Tuesday, 8 May 2012
Try It Out Tuesday : Painted Book Cover (Background)
I started out by cutting the XL to size. I was working in the shed, and forgot to take a soft tape measure with me, so instead used a piece of scrap fabric to work out the size the cover needed to be, cutting it to size in each direction, and then laying the pieces onto the XL to show me where to cut. It worked very nicely, and I got four covers from a metre wide strip of XL. Before I started painting the XL, I folded it in half , and then wrapped it round the book, as I did before, so that I had a clear indication of which parts of the cover would be visible when it was closed. This is really important if you're planning to print something onto the book cover; there's nothing more frustrating than finding that you have printed squint, or printed to one side, so that some of the printing is lost. As you can see from the image below, it does cause a bit of creasing on the XL itself, but that is neither here nor there once the paint is added.

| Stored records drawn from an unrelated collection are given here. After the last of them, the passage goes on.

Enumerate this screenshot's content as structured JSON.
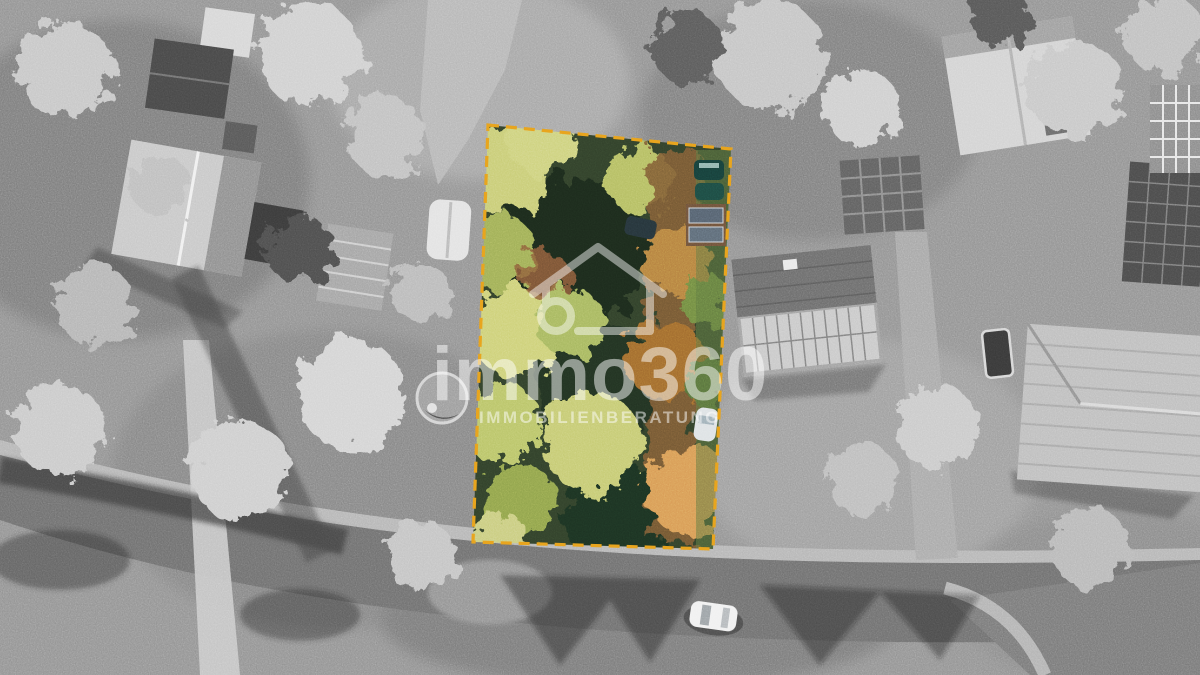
{
  "photo": {
    "kind": "aerial-drone-photograph",
    "style": "grayscale neighborhood with one building plot highlighted in full color",
    "highlight_plot": {
      "outline_color": "#E8A51E",
      "outline_style": "dashed",
      "content": "overgrown garden plot with trees, bushes, two dark parked cars, a small solar-roof outbuilding and a white car on the side strip"
    },
    "surroundings": [
      "detached houses with solar-panel roofs",
      "garden sheds and a greenhouse",
      "round above-ground pool",
      "small rectangular pool",
      "bare winter trees",
      "curving street with a parked white car"
    ]
  },
  "watermark": {
    "icon": "house-360-icon",
    "brand": "immo360",
    "tagline": "IMMOBILIENBERATUNG",
    "color": "#ffffff"
  }
}
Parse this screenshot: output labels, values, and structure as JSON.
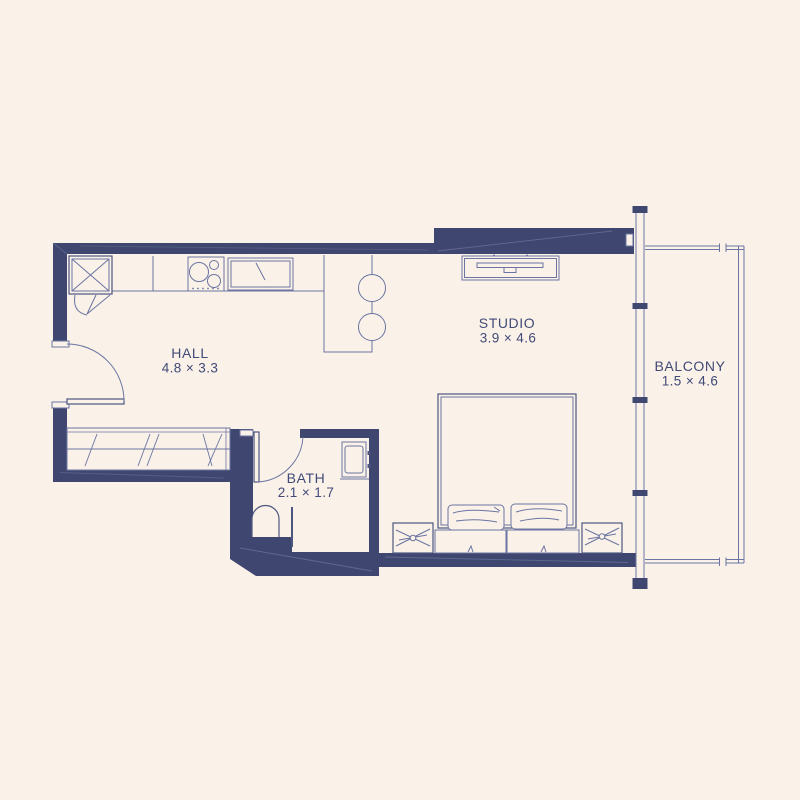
{
  "title": "Studio apartment floor plan",
  "colors": {
    "background": "#faf2e8",
    "wall": "#3f4770",
    "line": "#6b74a2",
    "line_strong": "#4d5680",
    "text": "#414a78"
  },
  "rooms": [
    {
      "id": "hall",
      "name": "HALL",
      "dimensions": "4.8 × 3.3"
    },
    {
      "id": "studio",
      "name": "STUDIO",
      "dimensions": "3.9 × 4.6"
    },
    {
      "id": "bath",
      "name": "BATH",
      "dimensions": "2.1 × 1.7"
    },
    {
      "id": "balcony",
      "name": "BALCONY",
      "dimensions": "1.5 × 4.6"
    }
  ],
  "fixtures": {
    "kitchen": [
      "fridge",
      "counter",
      "stove",
      "sink",
      "bar-counter",
      "stools"
    ],
    "studio": [
      "tv-console",
      "double-bed",
      "pillows",
      "nightstands"
    ],
    "bath": [
      "wash-basin",
      "toilet",
      "partition"
    ],
    "hall": [
      "wardrobe",
      "entrance-door"
    ],
    "facade": [
      "window-wall",
      "balcony-railing"
    ]
  }
}
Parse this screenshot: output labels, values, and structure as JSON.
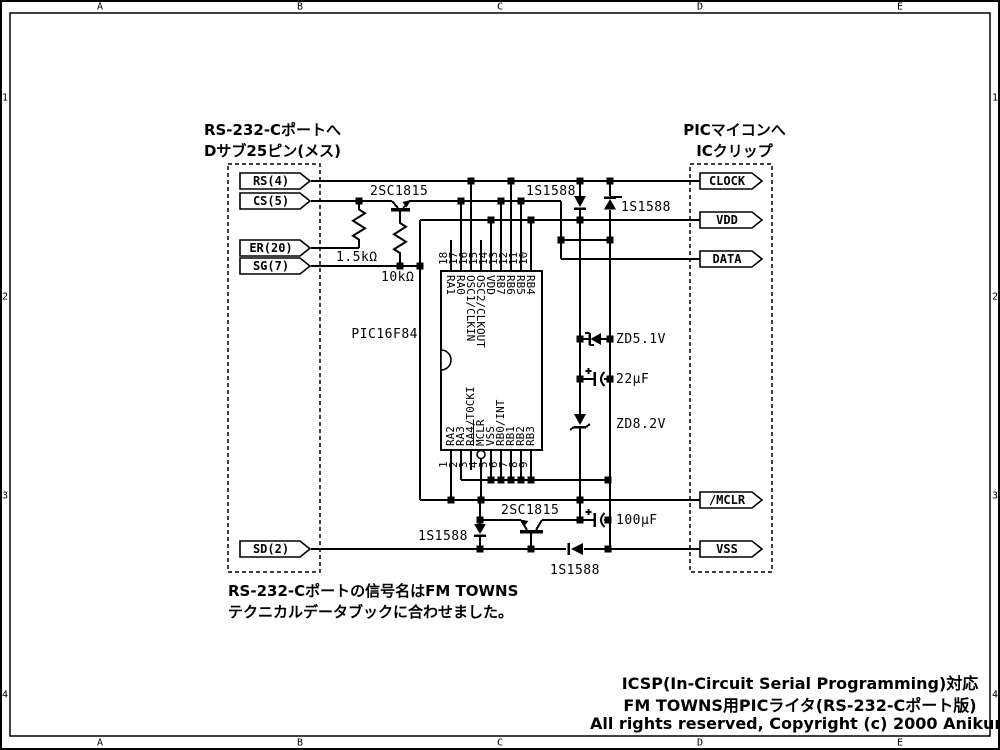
{
  "ruler": {
    "cols": [
      "A",
      "B",
      "C",
      "D",
      "E"
    ],
    "rows": [
      "1",
      "2",
      "3",
      "4"
    ]
  },
  "left_header": {
    "line1": "RS-232-Cポートへ",
    "line2": "Dサブ25ピン(メス)"
  },
  "right_header": {
    "line1": "PICマイコンへ",
    "line2": "ICクリップ"
  },
  "left_connectors": [
    "RS(4)",
    "CS(5)",
    "ER(20)",
    "SG(7)",
    "SD(2)"
  ],
  "right_connectors": [
    "CLOCK",
    "VDD",
    "DATA",
    "/MCLR",
    "VSS"
  ],
  "ic": {
    "name": "PIC16F84",
    "top_pins": [
      {
        "num": "18",
        "label": "RA1"
      },
      {
        "num": "17",
        "label": "RA0"
      },
      {
        "num": "16",
        "label": "OSC1/CLKIN"
      },
      {
        "num": "15",
        "label": "OSC2/CLKOUT"
      },
      {
        "num": "14",
        "label": "VDD"
      },
      {
        "num": "13",
        "label": "RB7"
      },
      {
        "num": "12",
        "label": "RB6"
      },
      {
        "num": "11",
        "label": "RB5"
      },
      {
        "num": "10",
        "label": "RB4"
      }
    ],
    "bottom_pins": [
      {
        "num": "1",
        "label": "RA2"
      },
      {
        "num": "2",
        "label": "RA3"
      },
      {
        "num": "3",
        "label": "RA4/T0CKI"
      },
      {
        "num": "4",
        "label": "MCLR",
        "overline": true
      },
      {
        "num": "5",
        "label": "VSS"
      },
      {
        "num": "6",
        "label": "RB0/INT"
      },
      {
        "num": "7",
        "label": "RB1"
      },
      {
        "num": "8",
        "label": "RB2"
      },
      {
        "num": "9",
        "label": "RB3"
      }
    ]
  },
  "parts": {
    "q1": "2SC1815",
    "q2": "2SC1815",
    "d1": "1S1588",
    "d2": "1S1588",
    "d3": "1S1588",
    "d4": "1S1588",
    "r1": "1.5kΩ",
    "r2": "10kΩ",
    "zd1": "ZD5.1V",
    "c1": "22µF",
    "zd2": "ZD8.2V",
    "c2": "100µF"
  },
  "note": {
    "line1": "RS-232-Cポートの信号名はFM TOWNS",
    "line2": "テクニカルデータブックに合わせました。"
  },
  "title": {
    "line1": "ICSP(In-Circuit Serial Programming)対応",
    "line2": "FM TOWNS用PICライタ(RS-232-Cポート版)",
    "line3": "All rights reserved, Copyright (c) 2000 Anikun."
  },
  "colors": {
    "ink": "#000000",
    "paper": "#ffffff"
  }
}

XL has two distinct surfaces; I painted onto the shiner of the two. I added all the colours with the same brush, a stencil brush, trying to vary the marks I was making and the depth of the paint. For reasons I will share later in the post, I needed all the paint to be wet at once, so I worked very quickly.
When the piece was complete, I then took a second piece of XL, and put it face down on the wet paint. I stroked it gently, and found it moved slightly under my hands (this doesn't usually happen when you do this, particularly when working with paper). I decided to encourage this movement, and ended up with lovely blurred colour on the main piece, and some interesting colour marks on the second. If I had wanted more paint transferred from one piece to the other, I would have used a brayer (roller).
I set the first piece aside to dry, and took the second piece. I wanted to add some background colour to it, as there was just a bit more white than I like in the background. So, I took a paintbrush that I had been using for something earlier in the day. It had quite a lot of paint left on it, and I began to work it into the XL. This technique is called dry brushing, and is a bit like adding a watercolour wash; as there is not all that much paint on the brush, it does alter the existing colours a little, but is most prominent on the white. If you have to put more paint onto your brush, as I did, add only a little, and try to rub the majority of it off onto greaseproof paper, as if you were stencilling; that way, you can use all the paint, but without having areas that are distinctly darker than others on the finished cloth.